UK and Japan launch investment partnership for Africa and emerging Asia

The UK and Japan have announced a new investment partnership focused on Africa and emerging Asia. In a UK government statement, the deal was formalised through a Memorandum of Cooperation signed by British International Investment and the Japan International Cooperation Agency during Prime Minister Sanae Takaichi’s visit to Downing Street on 14 June. That may sound technical, but the basic idea is easier to follow than the language suggests. The two countries want their public-backed development investors to work more closely so that more money reaches businesses and projects in places where finance is often harder to secure.

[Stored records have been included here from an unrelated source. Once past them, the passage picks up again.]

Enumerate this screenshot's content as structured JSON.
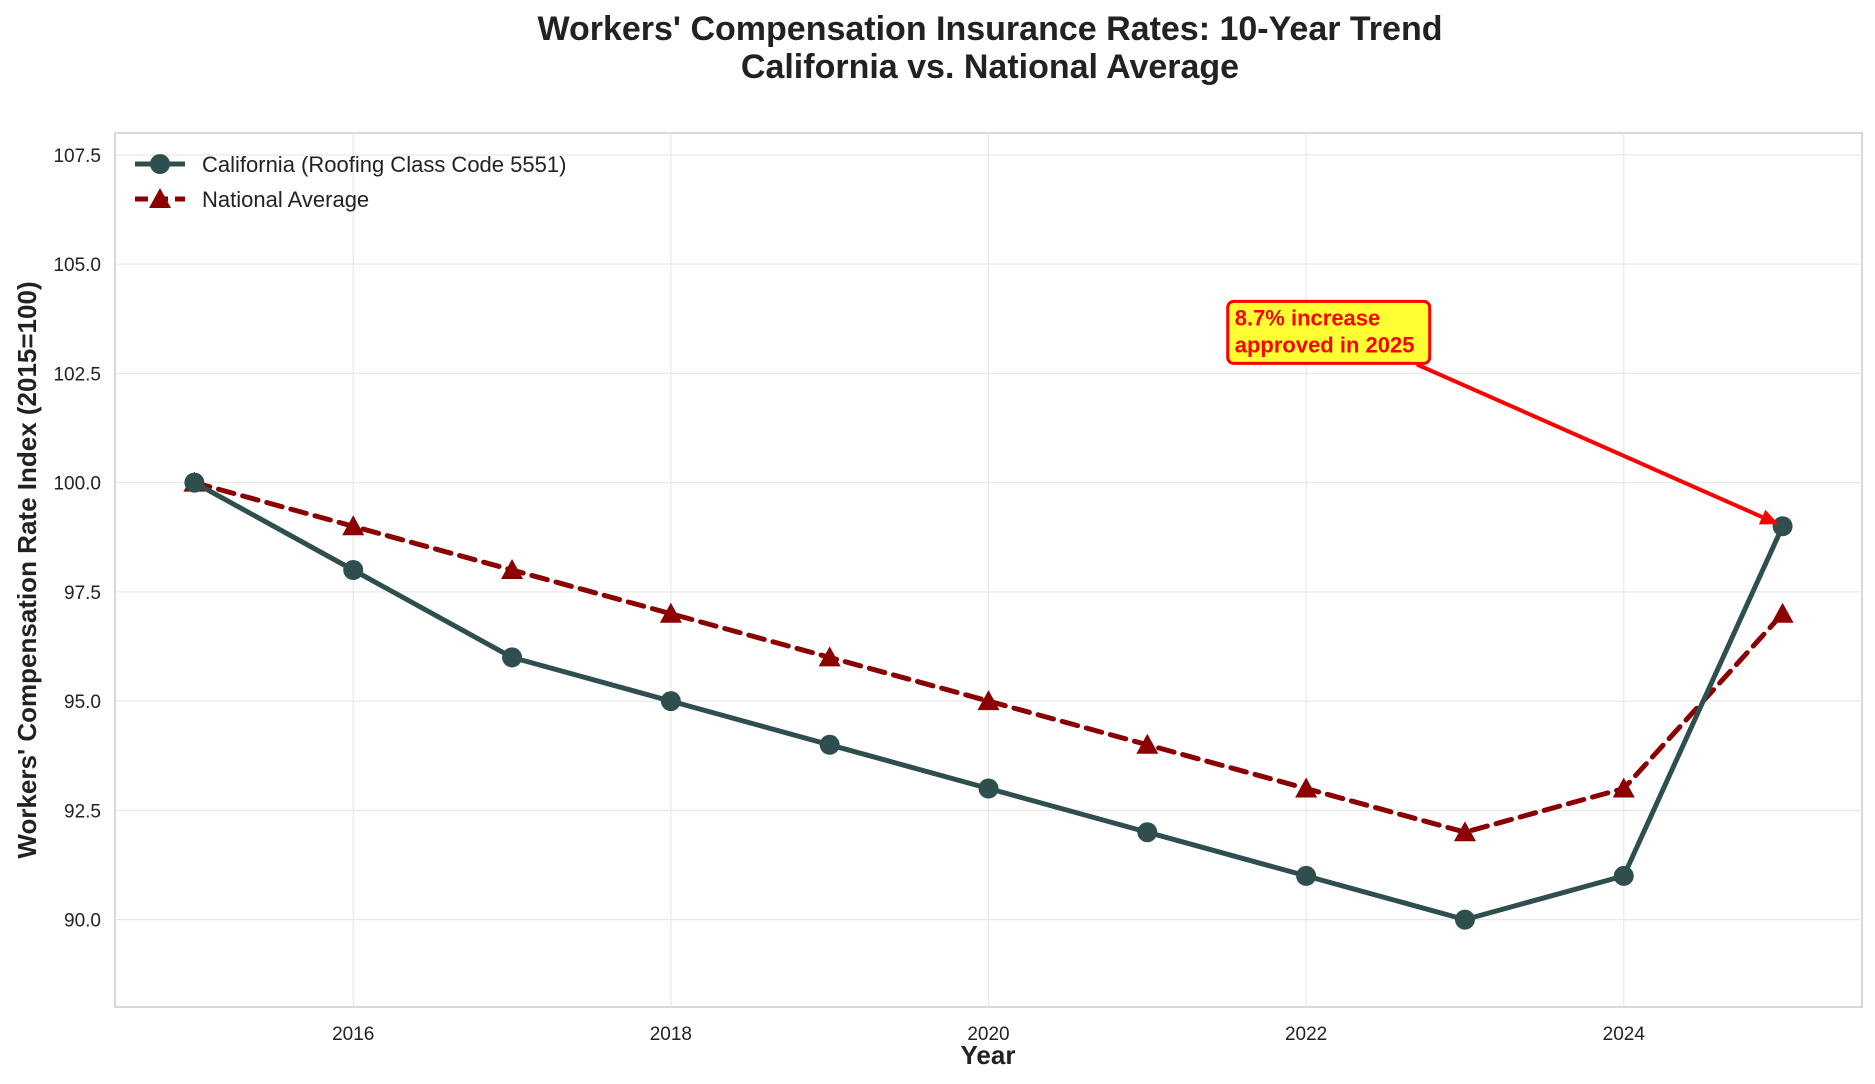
{
  "chart_data": {
    "type": "line",
    "title_lines": [
      "Workers' Compensation Insurance Rates: 10-Year Trend",
      "California vs. National Average"
    ],
    "xlabel": "Year",
    "ylabel": "Workers' Compensation Rate Index (2015=100)",
    "x": [
      2015,
      2016,
      2017,
      2018,
      2019,
      2020,
      2021,
      2022,
      2023,
      2024,
      2025
    ],
    "xlim": [
      2014.5,
      2025.5
    ],
    "ylim": [
      88.0,
      108.0
    ],
    "xticks": [
      "2016",
      "2018",
      "2020",
      "2022",
      "2024"
    ],
    "xtick_values": [
      2016,
      2018,
      2020,
      2022,
      2024
    ],
    "yticks": [
      "90.0",
      "92.5",
      "95.0",
      "97.5",
      "100.0",
      "102.5",
      "105.0",
      "107.5"
    ],
    "ytick_values": [
      90.0,
      92.5,
      95.0,
      97.5,
      100.0,
      102.5,
      105.0,
      107.5
    ],
    "grid": true,
    "legend_position": "top-left",
    "series": [
      {
        "name": "California (Roofing Class Code 5551)",
        "values": [
          100,
          98,
          96,
          95,
          94,
          93,
          92,
          91,
          90,
          91,
          99
        ],
        "color": "#2f4f4f",
        "line_style": "solid",
        "marker": "circle"
      },
      {
        "name": "National Average",
        "values": [
          100,
          99,
          98,
          97,
          96,
          95,
          94,
          93,
          92,
          93,
          97
        ],
        "color": "#8b0000",
        "line_style": "dashed",
        "marker": "triangle"
      }
    ],
    "annotation": {
      "lines": [
        "8.7% increase",
        "approved in 2025"
      ],
      "target_x": 2025,
      "target_y": 99,
      "text_x": 2021.5,
      "text_y": 103.3,
      "text_color": "#ff0000",
      "box_color": "#ffff33",
      "arrow_color": "#ff0000"
    }
  }
}
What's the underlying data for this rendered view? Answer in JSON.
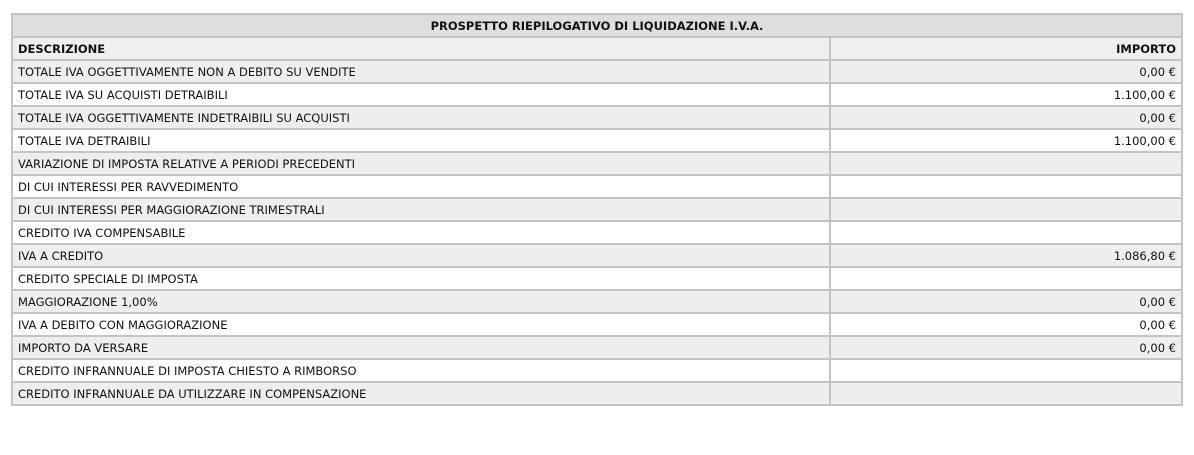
{
  "title": "PROSPETTO RIEPILOGATIVO DI LIQUIDAZIONE I.V.A.",
  "columns": {
    "description": "DESCRIZIONE",
    "amount": "IMPORTO"
  },
  "rows": [
    {
      "label": "TOTALE IVA OGGETTIVAMENTE NON A DEBITO SU VENDITE",
      "value": "0,00 €"
    },
    {
      "label": "TOTALE IVA SU ACQUISTI DETRAIBILI",
      "value": "1.100,00 €"
    },
    {
      "label": "TOTALE IVA OGGETTIVAMENTE INDETRAIBILI SU ACQUISTI",
      "value": "0,00 €"
    },
    {
      "label": "TOTALE IVA DETRAIBILI",
      "value": "1.100,00 €"
    },
    {
      "label": "VARIAZIONE DI IMPOSTA RELATIVE A PERIODI PRECEDENTI",
      "value": ""
    },
    {
      "label": "DI CUI INTERESSI PER RAVVEDIMENTO",
      "value": ""
    },
    {
      "label": "DI CUI INTERESSI PER MAGGIORAZIONE TRIMESTRALI",
      "value": ""
    },
    {
      "label": "CREDITO IVA COMPENSABILE",
      "value": ""
    },
    {
      "label": "IVA A CREDITO",
      "value": "1.086,80 €"
    },
    {
      "label": "CREDITO SPECIALE DI IMPOSTA",
      "value": ""
    },
    {
      "label": "MAGGIORAZIONE 1,00%",
      "value": "0,00 €"
    },
    {
      "label": "IVA A DEBITO CON MAGGIORAZIONE",
      "value": "0,00 €"
    },
    {
      "label": "IMPORTO DA VERSARE",
      "value": "0,00 €"
    },
    {
      "label": "CREDITO INFRANNUALE DI IMPOSTA CHIESTO A RIMBORSO",
      "value": ""
    },
    {
      "label": "CREDITO INFRANNUALE DA UTILIZZARE IN COMPENSAZIONE",
      "value": ""
    }
  ]
}
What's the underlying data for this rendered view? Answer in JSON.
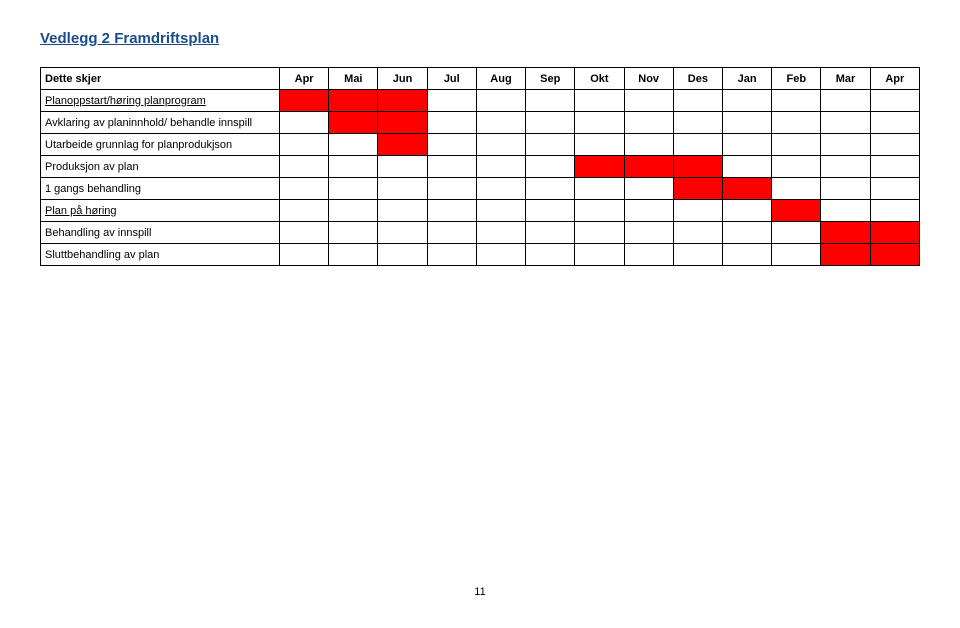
{
  "title": "Vedlegg 2 Framdriftsplan",
  "header_label": "Dette skjer",
  "months": [
    "Apr",
    "Mai",
    "Jun",
    "Jul",
    "Aug",
    "Sep",
    "Okt",
    "Nov",
    "Des",
    "Jan",
    "Feb",
    "Mar",
    "Apr"
  ],
  "rows": [
    {
      "label": "Planoppstart/høring planprogram",
      "underline": true,
      "fill": [
        1,
        1,
        1,
        0,
        0,
        0,
        0,
        0,
        0,
        0,
        0,
        0,
        0
      ]
    },
    {
      "label": "Avklaring av planinnhold/ behandle innspill",
      "underline": false,
      "fill": [
        0,
        1,
        1,
        0,
        0,
        0,
        0,
        0,
        0,
        0,
        0,
        0,
        0
      ]
    },
    {
      "label": "Utarbeide grunnlag for planprodukjson",
      "underline": false,
      "fill": [
        0,
        0,
        1,
        0,
        0,
        0,
        0,
        0,
        0,
        0,
        0,
        0,
        0
      ]
    },
    {
      "label": "Produksjon av plan",
      "underline": false,
      "fill": [
        0,
        0,
        0,
        0,
        0,
        0,
        1,
        1,
        1,
        0,
        0,
        0,
        0
      ]
    },
    {
      "label": "1 gangs behandling",
      "underline": false,
      "fill": [
        0,
        0,
        0,
        0,
        0,
        0,
        0,
        0,
        1,
        1,
        0,
        0,
        0
      ]
    },
    {
      "label": "Plan på høring",
      "underline": true,
      "fill": [
        0,
        0,
        0,
        0,
        0,
        0,
        0,
        0,
        0,
        0,
        1,
        0,
        0
      ]
    },
    {
      "label": "Behandling av innspill",
      "underline": false,
      "fill": [
        0,
        0,
        0,
        0,
        0,
        0,
        0,
        0,
        0,
        0,
        0,
        1,
        1
      ]
    },
    {
      "label": "Sluttbehandling av plan",
      "underline": false,
      "fill": [
        0,
        0,
        0,
        0,
        0,
        0,
        0,
        0,
        0,
        0,
        0,
        1,
        1
      ]
    }
  ],
  "colors": {
    "fill": "#ff0000",
    "border": "#000000",
    "title": "#1a4c8a",
    "background": "#ffffff"
  },
  "page_number": "11"
}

If you are new to this subject, it helps to start with one key term. A development finance institution is a state-backed investor that puts money into businesses, services or infrastructure in lower-income and fast-growing countries. The aim is not only to make a return. According to the UK government, these bodies are also meant to support jobs, growth and wider development. In this case, the two institutions are British International Investment, usually shortened to BII, and JICA, the Japan International Cooperation Agency. BII is the UK’s development finance institution and impact investor. JICA is one of Japan’s main development agencies and works across technical support, grants and loans, including finance aimed at private sector projects.

One phrase in the announcement matters a lot: bringing in private capital. This is policy language for trying to persuade pension funds, banks and other investors to put money into projects they might otherwise avoid. Public institutions do that by sharing risk, offering expertise and showing that a project has enough backing to be taken seriously. **What this means:** the partnership is not simply about the UK and Japan spending public money themselves. It is about using public institutions to attract much larger pools of private finance. That can help projects move faster, but it also leaves important questions for readers to ask about accountability, who benefits and whether local communities will see the gains.

According to the government release, the new agreement creates a framework for closer co-operation, shared best practice and joint engagement with institutional and private investors. It also builds on work BII and JICA have already done together, including co-investments and co-financing in Vietnam and across Africa. The statement also pointed to joint engagement at TICAD9, the Tokyo International Conference on African Development. That matters because it shows this is not a completely new relationship starting from scratch. The government is presenting it as the next step in a longer effort, with BII also seeking deeper ties with Japanese businesses and investors interested in south-east Asia and Africa.

There is a wider diplomatic story here too. The Foreign, Commonwealth & Development Office linked the partnership to the Japan-UK Foreign Ministers’ Strategic Dialogue 2026, where both countries said they wanted stronger development co-operation, reform of multilateral institutions and more work together in third countries, especially around energy resilience. The same government statement connected this to co-ordination on stabilisation and reconstruction in Ukraine and Palestine. That tells us something important. Development finance is not only about economics. It is also part of foreign policy, with countries using investment, aid and partnerships to build influence and support their wider goals abroad.

Liz Patterson from the FCDO said the closer partnership between BII and JICA should help bring in more private investors and speed up development impact and sustainable growth across Africa and Asia. In plainer English, the UK government is arguing that closer teamwork between these two public institutions can make more projects happen, and make them easier to fund. **What to watch next:** the official announcement does not set out a new headline funding figure or a list of named projects. That is worth noticing. A memorandum like this sets the rules for future co-operation, but the real test comes later. You would want to watch where the money goes, which sectors are backed and whether the promised growth is broad-based rather than concentrated in a few firms or cities.

The background notes add useful scale. BII says it has investments in more than 1,600 businesses across 66 countries and net assets of £9.87 billion. It also says that between 2026 and 2031, at least 40 per cent of its new commitments by value will be in climate finance, and it highlights its role in the 2X Challenge, which has raised more than $33.6 billion for women’s economic development. JICA, for its part, is described by the government as one of the world’s largest bilateral aid agencies, using technical co-operation, grant aid and loans, including Private Sector Investment Finance. For students and general readers, that is the bigger lesson in this story. Development policy is often a mix of aid, investment and diplomacy at the same time. When governments announce a partnership like this, it helps to ask not just how much money is involved, but who decides, who gains and how success will be measured.